Disso dependerão o sucesso do programa de privatização contemplado pelo ministro Paulo Guedes, a maciça participação de investidores estrangeiros em projetos de infraestrutura vislumbrada pelo ministro Tarcísio de Freitas e a expansão desimpedida das exportações brasileiras de produtos agropecuários, num mundo cada vez mais protecionista e atento à preservação do meio ambiente, pela qual se empenha a ministra Teresa Cristina.
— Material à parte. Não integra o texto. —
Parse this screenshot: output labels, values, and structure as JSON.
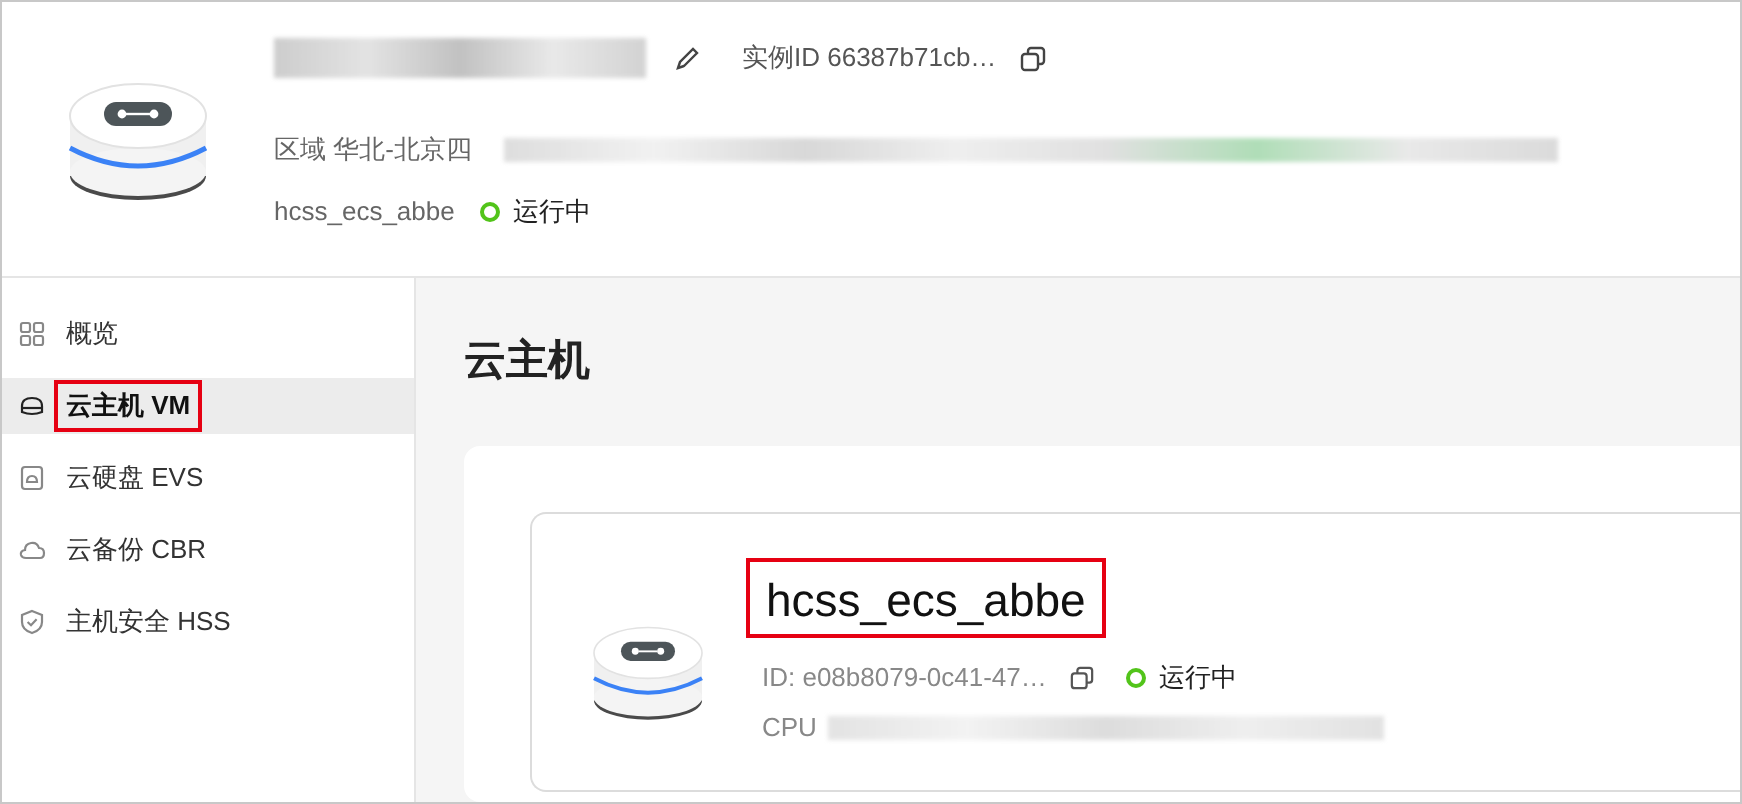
{
  "header": {
    "instance_id": "实例ID 66387b71cb…",
    "region": "区域 华北-北京四",
    "name": "hcss_ecs_abbe",
    "status": {
      "label": "运行中",
      "color": "#52c41a"
    }
  },
  "sidebar": {
    "items": [
      {
        "label": "概览",
        "kind": "grid",
        "selected": false,
        "highlighted": false
      },
      {
        "label": "云主机 VM",
        "kind": "vm",
        "selected": true,
        "highlighted": true
      },
      {
        "label": "云硬盘 EVS",
        "kind": "disk",
        "selected": false,
        "highlighted": false
      },
      {
        "label": "云备份 CBR",
        "kind": "cloud",
        "selected": false,
        "highlighted": false
      },
      {
        "label": "主机安全 HSS",
        "kind": "shield",
        "selected": false,
        "highlighted": false
      }
    ]
  },
  "page_title": "云主机",
  "card": {
    "title": "hcss_ecs_abbe",
    "highlighted": true,
    "id": "ID: e08b8079-0c41-47…",
    "status": {
      "label": "运行中",
      "color": "#52c41a"
    },
    "cpu_label": "CPU"
  }
}
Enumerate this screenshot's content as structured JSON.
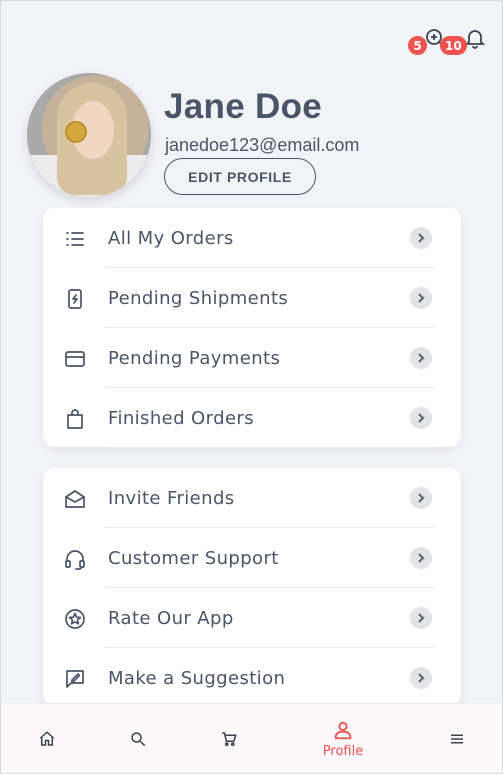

Ao entregar a Funarte a um terraplanista confesso, convicto de que o rock induz ao satanismo, e se permitir infindáveis barbaridades análogas em grande parte da administração pública federal, inclusive no próprio Planalto, o governo vem expondo-se ao escárnio internacional. Aos poucos, a imagem do País no exterior vem sendo dominada por um frenético mosaico de despropósitos vexaminosos perpetrados pelo governo, que empana o que há de positivo a mostrar e torna cada vez mais difícil que o mundo continue a perceber o Brasil como um país que deva ser levado a sério.
A questão é se os segmentos mais lúcidos do governo já perceberam quão graves poderão ser os desdobramentos dessa marcha da insensatez. E se terão condições de conter o avanço das forças do atraso, do obscurantismo e do autoritarismo no Planalto. Fácil não será.